[CentOS-devel] Debuginfo packages for CentOS Stream?

Tetsuo Handa

from-centos at i-love.sakura.ne.jp
Thu Dec 31 01:38:58 UTC 2020


I analyzed vmcore (kernel crash dumps) when I was working at a support center
as a technical staff for troubleshooting RHEL/CentOS servers. When using CentOS
in enterprise servers (despite RH does not provide support for CentOS, some
companies/organizations might provide fault-analysis service for CentOS), all
binary/src/debuginfo rpm files are expected to be available without delay and
remain available even after end of life. And

On 2020/12/20 12:11, Mike McGrath wrote:
>>> Once a new RHEL minor release is available, the "RHEL kernel" repository is moved to vault (or deleted?)
>>> and we re-start with an empty "RHEL kernel" repository. We will then add the new RHEL minor release's kernel.
>>
>> I hope that "RHEL kernel" for older RHEL minor releases are not deleted when a new RHEL minor
>> release becomes available.
>>
>>
> I don't think we have a particular retention policy for stream though even
> if we did, a simple local mirror would solve your problem, right?

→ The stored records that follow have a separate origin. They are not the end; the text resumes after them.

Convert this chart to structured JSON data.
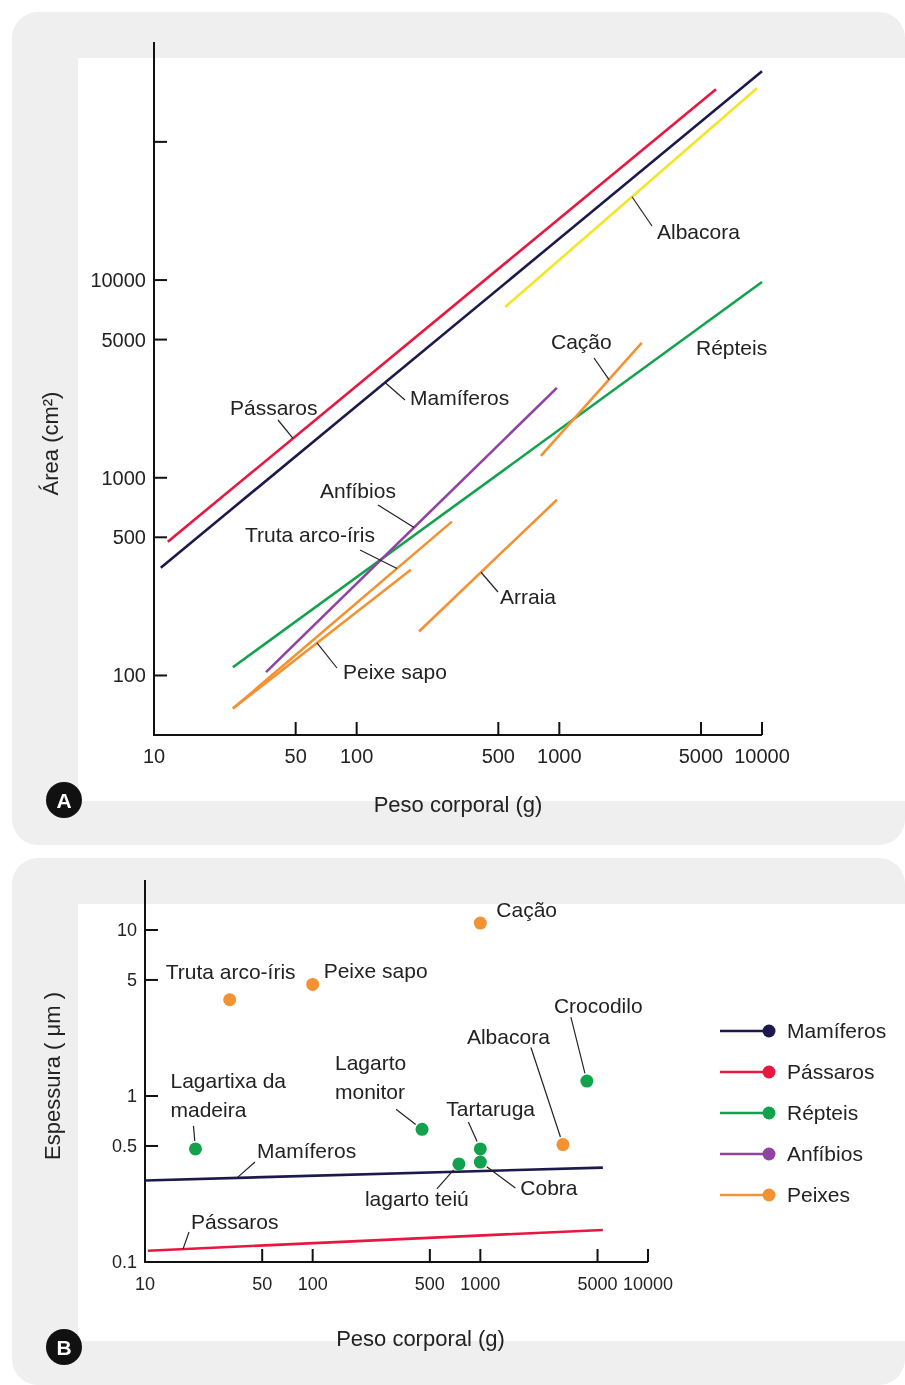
{
  "chart_data": [
    {
      "type": "line",
      "xlabel": "Peso corporal (g)",
      "ylabel": "Área (cm²)",
      "log": "xy",
      "xlim": [
        10,
        10000
      ],
      "ylim": [
        50,
        160000
      ],
      "xticks": [
        10,
        50,
        100,
        500,
        1000,
        5000,
        10000
      ],
      "yticks": [
        100,
        500,
        1000,
        5000,
        10000,
        {
          "value": 50000,
          "label": null
        }
      ],
      "grid": false,
      "legend": false,
      "annotations": [
        "A"
      ],
      "series": [
        {
          "name": "Pássaros",
          "color": "#e8173f",
          "x": [
            11.7,
            5930
          ],
          "values": [
            475,
            92300
          ]
        },
        {
          "name": "Mamíferos",
          "color": "#1b1a4a",
          "x": [
            10.8,
            10000
          ],
          "values": [
            351,
            113800
          ]
        },
        {
          "name": "Albacora",
          "color": "#f2e625",
          "x": [
            540,
            9440
          ],
          "values": [
            7310,
            93300
          ]
        },
        {
          "name": "Répteis",
          "color": "#12a24e",
          "x": [
            24.5,
            10000
          ],
          "values": [
            110,
            9770
          ]
        },
        {
          "name": "Anfíbios",
          "color": "#8e44a0",
          "x": [
            35.7,
            973
          ],
          "values": [
            104,
            2850
          ]
        },
        {
          "name": "Cação",
          "color": "#f39233",
          "x": [
            811,
            2550
          ],
          "values": [
            1290,
            4810
          ]
        },
        {
          "name": "Truta arco-íris",
          "color": "#f39233",
          "x": [
            24.5,
            295
          ],
          "values": [
            68,
            600
          ]
        },
        {
          "name": "Peixe sapo",
          "color": "#f39233",
          "x": [
            24.5,
            185
          ],
          "values": [
            68,
            343
          ]
        },
        {
          "name": "Arraia",
          "color": "#f39233",
          "x": [
            203,
            973
          ],
          "values": [
            167,
            774
          ]
        }
      ]
    },
    {
      "type": "line",
      "xlabel": "Peso corporal (g)",
      "ylabel": "Espessura ( μm )",
      "log": "xy",
      "xlim": [
        10,
        10000
      ],
      "ylim": [
        0.1,
        20
      ],
      "xticks": [
        10,
        50,
        100,
        500,
        1000,
        5000,
        10000
      ],
      "yticks": [
        0.1,
        0.5,
        1,
        5,
        10
      ],
      "grid": false,
      "legend": "right",
      "annotations": [
        "B",
        {
          "text": "Cação",
          "x": 1000,
          "y": 11
        },
        {
          "text": "Truta arco-íris",
          "x": 32,
          "y": 3.8
        },
        {
          "text": "Peixe sapo",
          "x": 100,
          "y": 4.7
        },
        {
          "text": "Lagartixa da madeira",
          "x": 20,
          "y": 0.48
        },
        {
          "text": "Lagarto monitor",
          "x": 449,
          "y": 0.63
        },
        {
          "text": "Tartaruga",
          "x": 1000,
          "y": 0.48
        },
        {
          "text": "lagarto teiú",
          "x": 745,
          "y": 0.39
        },
        {
          "text": "Cobra",
          "x": 1000,
          "y": 0.4
        },
        {
          "text": "Albacora",
          "x": 3110,
          "y": 0.51
        },
        {
          "text": "Crocodilo",
          "x": 4320,
          "y": 1.23
        }
      ],
      "series": [
        {
          "name": "Mamíferos",
          "color": "#1b1a4a",
          "x": [
            10,
            5380
          ],
          "values": [
            0.31,
            0.37
          ]
        },
        {
          "name": "Pássaros",
          "color": "#e8173f",
          "x": [
            10.4,
            5380
          ],
          "values": [
            0.117,
            0.156
          ]
        },
        {
          "name": "Répteis",
          "color": "#12a24e",
          "type": "scatter",
          "marker": "circle",
          "x": [
            20,
            449,
            1000,
            745,
            1000,
            4320
          ],
          "values": [
            0.48,
            0.63,
            0.48,
            0.39,
            0.4,
            1.23
          ]
        },
        {
          "name": "Anfíbios",
          "color": "#8e44a0",
          "type": "scatter",
          "marker": "circle"
        },
        {
          "name": "Peixes",
          "color": "#f39233",
          "type": "scatter",
          "marker": "circle",
          "x": [
            1000,
            32,
            100,
            3110
          ],
          "values": [
            11,
            3.8,
            4.7,
            0.51
          ]
        }
      ]
    }
  ]
}
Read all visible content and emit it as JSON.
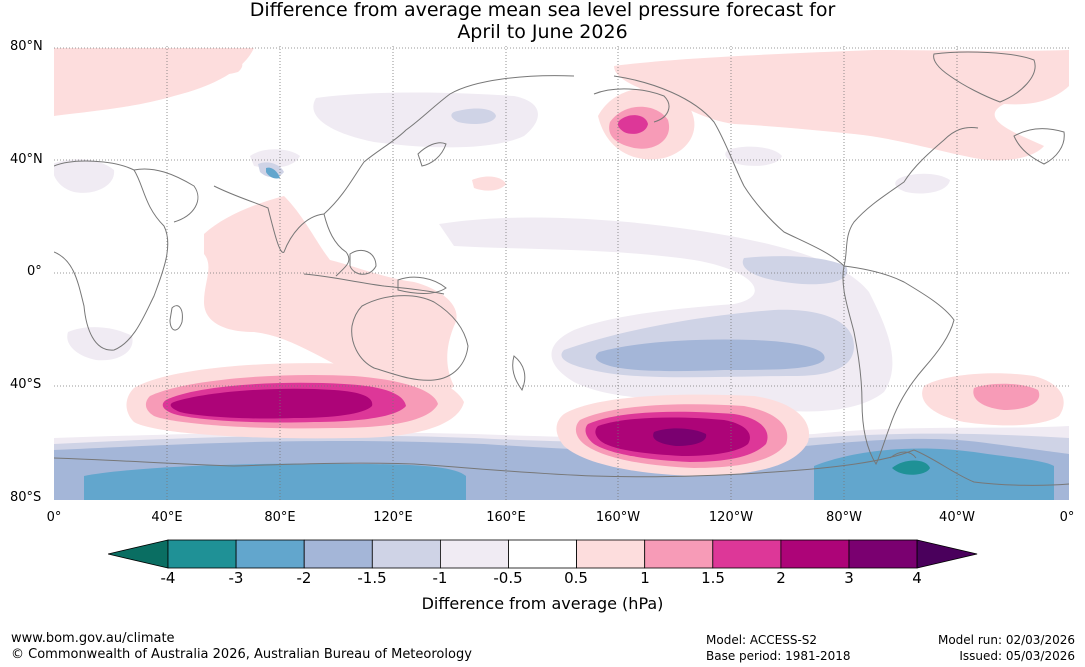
{
  "title": {
    "line1": "Difference from average mean sea level pressure forecast for",
    "line2": "April to June 2026"
  },
  "lat_labels": [
    "80°N",
    "40°N",
    "0°",
    "40°S",
    "80°S"
  ],
  "lon_labels": [
    "0°",
    "40°E",
    "80°E",
    "120°E",
    "160°E",
    "160°W",
    "120°W",
    "80°W",
    "40°W",
    "0°"
  ],
  "colorbar": {
    "tick_labels": [
      "-4",
      "-3",
      "-2",
      "-1.5",
      "-1",
      "-0.5",
      "0.5",
      "1",
      "1.5",
      "2",
      "3",
      "4"
    ],
    "colors": [
      "#0a6e62",
      "#1f9196",
      "#62a6cd",
      "#a4b6d8",
      "#cfd3e6",
      "#f0ebf3",
      "#ffffff",
      "#fddddd",
      "#f79bb7",
      "#dd3798",
      "#ad0478",
      "#7a0070",
      "#4a005c"
    ],
    "title": "Difference from average (hPa)"
  },
  "footer": {
    "website": "www.bom.gov.au/climate",
    "copyright": "© Commonwealth of Australia 2026, Australian Bureau of Meteorology",
    "model": "Model: ACCESS-S2",
    "base_period": "Base period: 1981-2018",
    "model_run": "Model run: 02/03/2026",
    "issued": "Issued: 05/03/2026"
  }
}
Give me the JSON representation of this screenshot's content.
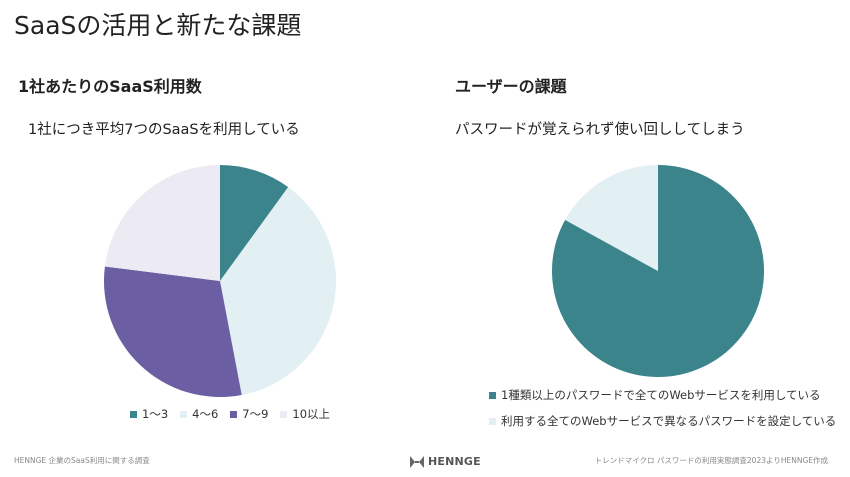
{
  "page": {
    "title": "SaaSの活用と新たな課題"
  },
  "left": {
    "heading": "1社あたりのSaaS利用数",
    "subtitle": "1社につき平均7つのSaaSを利用している"
  },
  "right": {
    "heading": "ユーザーの課題",
    "subtitle": "パスワードが覚えられず使い回ししてしまう"
  },
  "chart_data": [
    {
      "type": "pie",
      "labels": [
        "1～3",
        "4～6",
        "7～9",
        "10以上"
      ],
      "values": [
        10,
        37,
        30,
        23
      ],
      "colors": [
        "#3c848c",
        "#e2eff3",
        "#6b5ea3",
        "#ecebf4"
      ],
      "legend_position": "bottom"
    },
    {
      "type": "pie",
      "labels": [
        "1種類以上のパスワードで全てのWebサービスを利用している",
        "利用する全てのWebサービスで異なるパスワードを設定している"
      ],
      "values": [
        83,
        17
      ],
      "colors": [
        "#3c848c",
        "#e2eff3"
      ],
      "legend_position": "bottom"
    }
  ],
  "footer": {
    "left": "HENNGE 企業のSaaS利用に関する調査",
    "center": "HENNGE",
    "right": "トレンドマイクロ パスワードの利用実態調査2023よりHENNGE作成"
  }
}
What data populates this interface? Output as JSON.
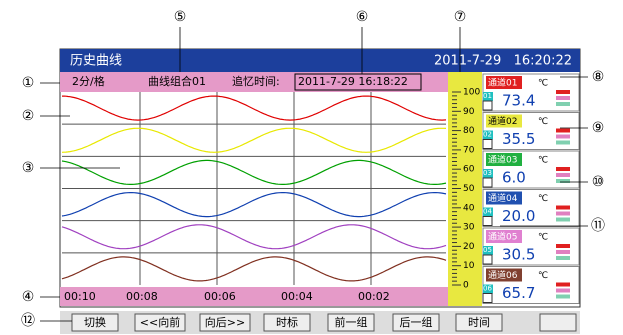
{
  "header": {
    "title": "历史曲线",
    "datetime": "2011-7-29   16:20:22"
  },
  "info_bar": {
    "interval": "2分/格",
    "group": "曲线组合01",
    "recall_label": "追忆时间:",
    "recall_time": "2011-7-29 16:18:22"
  },
  "scale": [
    "100",
    "90",
    "80",
    "70",
    "60",
    "50",
    "40",
    "30",
    "20",
    "10",
    "0"
  ],
  "time_labels": [
    "00:10",
    "00:08",
    "00:06",
    "00:04",
    "00:02"
  ],
  "channels": [
    {
      "name": "通道01",
      "unit": "℃",
      "index": "01",
      "value": "73.4"
    },
    {
      "name": "通道02",
      "unit": "℃",
      "index": "02",
      "value": "35.5"
    },
    {
      "name": "通道03",
      "unit": "℃",
      "index": "03",
      "value": "6.0"
    },
    {
      "name": "通道04",
      "unit": "℃",
      "index": "04",
      "value": "20.0"
    },
    {
      "name": "通道05",
      "unit": "℃",
      "index": "05",
      "value": "30.5"
    },
    {
      "name": "通道06",
      "unit": "℃",
      "index": "06",
      "value": "65.7"
    }
  ],
  "buttons": [
    "切换",
    "<<向前",
    "向后>>",
    "时标",
    "前一组",
    "后一组",
    "时间"
  ],
  "callouts": [
    "①",
    "②",
    "③",
    "④",
    "⑤",
    "⑥",
    "⑦",
    "⑧",
    "⑨",
    "⑩",
    "⑪",
    "⑫"
  ]
}
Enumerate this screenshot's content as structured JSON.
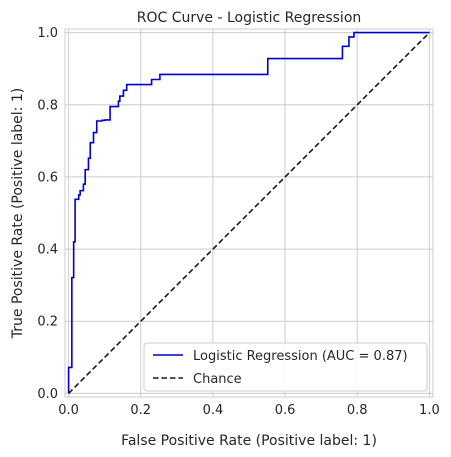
{
  "chart_data": {
    "type": "line",
    "title": "ROC Curve - Logistic Regression",
    "xlabel": "False Positive Rate (Positive label: 1)",
    "ylabel": "True Positive Rate (Positive label: 1)",
    "xlim": [
      -0.01,
      1.01
    ],
    "ylim": [
      -0.01,
      1.01
    ],
    "xticks": [
      "0.0",
      "0.2",
      "0.4",
      "0.6",
      "0.8",
      "1.0"
    ],
    "yticks": [
      "0.0",
      "0.2",
      "0.4",
      "0.6",
      "0.8",
      "1.0"
    ],
    "grid": true,
    "legend_position": "lower-right",
    "series": [
      {
        "name": "Logistic Regression (AUC = 0.87)",
        "color": "#0000cc",
        "style": "step",
        "x": [
          0.0,
          0.0,
          0.009,
          0.009,
          0.014,
          0.014,
          0.018,
          0.018,
          0.028,
          0.028,
          0.032,
          0.032,
          0.041,
          0.041,
          0.046,
          0.046,
          0.055,
          0.055,
          0.06,
          0.06,
          0.069,
          0.069,
          0.078,
          0.078,
          0.092,
          0.092,
          0.101,
          0.101,
          0.115,
          0.115,
          0.138,
          0.138,
          0.142,
          0.142,
          0.152,
          0.152,
          0.161,
          0.161,
          0.23,
          0.23,
          0.253,
          0.253,
          0.363,
          0.363,
          0.552,
          0.552,
          0.598,
          0.598,
          0.759,
          0.759,
          0.777,
          0.777,
          0.791,
          0.791,
          1.0
        ],
        "y": [
          0.0,
          0.072,
          0.072,
          0.321,
          0.321,
          0.42,
          0.42,
          0.538,
          0.538,
          0.55,
          0.55,
          0.562,
          0.562,
          0.58,
          0.58,
          0.62,
          0.62,
          0.652,
          0.652,
          0.695,
          0.695,
          0.723,
          0.723,
          0.755,
          0.755,
          0.757,
          0.757,
          0.758,
          0.758,
          0.795,
          0.795,
          0.81,
          0.81,
          0.824,
          0.824,
          0.84,
          0.84,
          0.856,
          0.856,
          0.87,
          0.87,
          0.884,
          0.884,
          0.884,
          0.884,
          0.928,
          0.928,
          0.928,
          0.928,
          0.962,
          0.962,
          0.988,
          0.988,
          1.0,
          1.0
        ]
      },
      {
        "name": "Chance",
        "color": "#1a1a1a",
        "style": "dashed",
        "x": [
          0.0,
          1.0
        ],
        "y": [
          0.0,
          1.0
        ]
      }
    ]
  }
}
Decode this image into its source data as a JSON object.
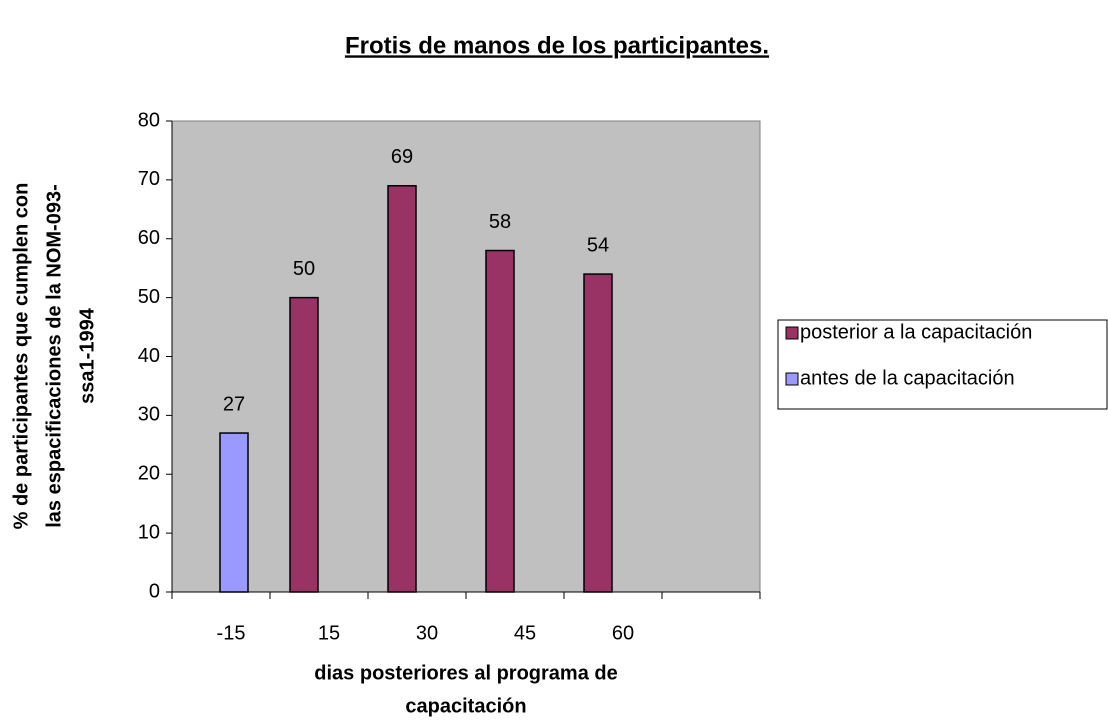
{
  "chart_data": {
    "type": "bar",
    "title": "Frotis de manos de los participantes.",
    "ylabel": [
      "% de participantes que cumplen con",
      "las espacificaciones de la NOM-093-",
      "ssa1-1994"
    ],
    "xlabel": [
      "dias  posteriores al programa de",
      "capacitación"
    ],
    "categories": [
      "-15",
      "15",
      "30",
      "45",
      "60",
      null
    ],
    "series": [
      {
        "name": "posterior a la capacitación",
        "color": "#993366",
        "values": [
          null,
          50,
          69,
          58,
          54,
          null
        ]
      },
      {
        "name": "antes de la capacitación",
        "color": "#9999ff",
        "values": [
          27,
          null,
          null,
          null,
          null,
          null
        ]
      }
    ],
    "ylim": [
      0,
      80
    ],
    "yticks": [
      0,
      10,
      20,
      30,
      40,
      50,
      60,
      70,
      80
    ],
    "grid": false,
    "legend": "right",
    "plot_background": "#c0c0c0"
  }
}
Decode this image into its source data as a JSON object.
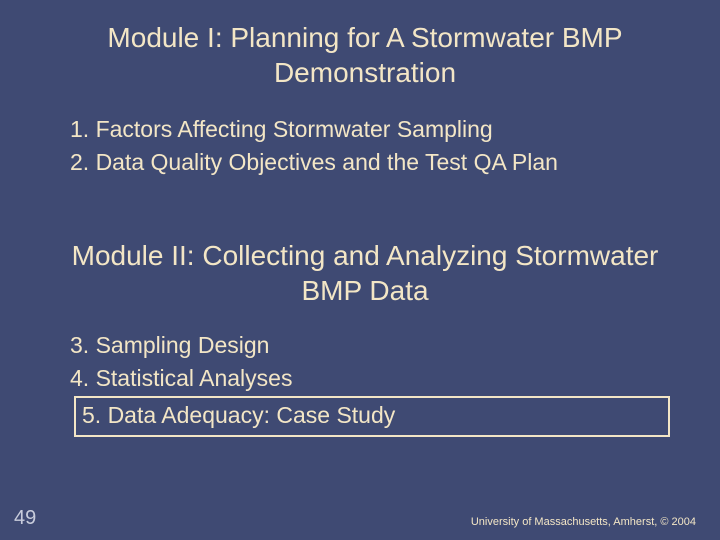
{
  "colors": {
    "background": "#3f4a73",
    "title": "#f3e6c6",
    "text": "#f3e6c6",
    "highlight_border": "#f3e6c6",
    "slide_number": "#c8ccdb",
    "footer": "#f3e6c6"
  },
  "module1": {
    "title": "Module I: Planning for A Stormwater BMP Demonstration",
    "items": [
      "1. Factors Affecting Stormwater Sampling",
      "2. Data Quality Objectives and the Test QA Plan"
    ]
  },
  "module2": {
    "title": "Module II: Collecting and Analyzing Stormwater BMP Data",
    "items": [
      "3. Sampling Design",
      "4. Statistical Analyses"
    ],
    "highlighted_item": "5. Data Adequacy: Case Study"
  },
  "slide_number": "49",
  "footer": "University of Massachusetts, Amherst, © 2004"
}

since the support center I was working at and administrators who install RHEL or
CentOS or Ubuntu are different companies/organizations, maintaining local mirror
servers does not solve my problem.

What is sometimes troublesome and risky is that we need debuginfo rpm files.
I worry that availability of src rpm and debuginfo rpm is rather unreliable.
If debuginfo rpm files were unavailable, it becomes impossible to contribute
like https://lkml.org/lkml/2014/9/19/230 .

RH has infrastructure for serving all these files, but CentOS's infrastructure
looks poor. For example, although http://debuginfo.centos.org/8/x86_64/Packages/
contains kernel-debuginfo-4.18.0-*.rpm , http://debuginfo.centos.org/8-stream/ is
currently empty.

If binary/src/debuginfo rpm files for CentOS Stream will be removed like Fedora,
the support center I was working at would have to give up providing fault-analysis
service for CentOS Stream. If RH is expecting CentOS Stream users to contribute
with testing/debugging, I think that improving such distribution infrastructure is
important.

If CentOS Linux is moved to CentOS Stream, will this availability problem be solved?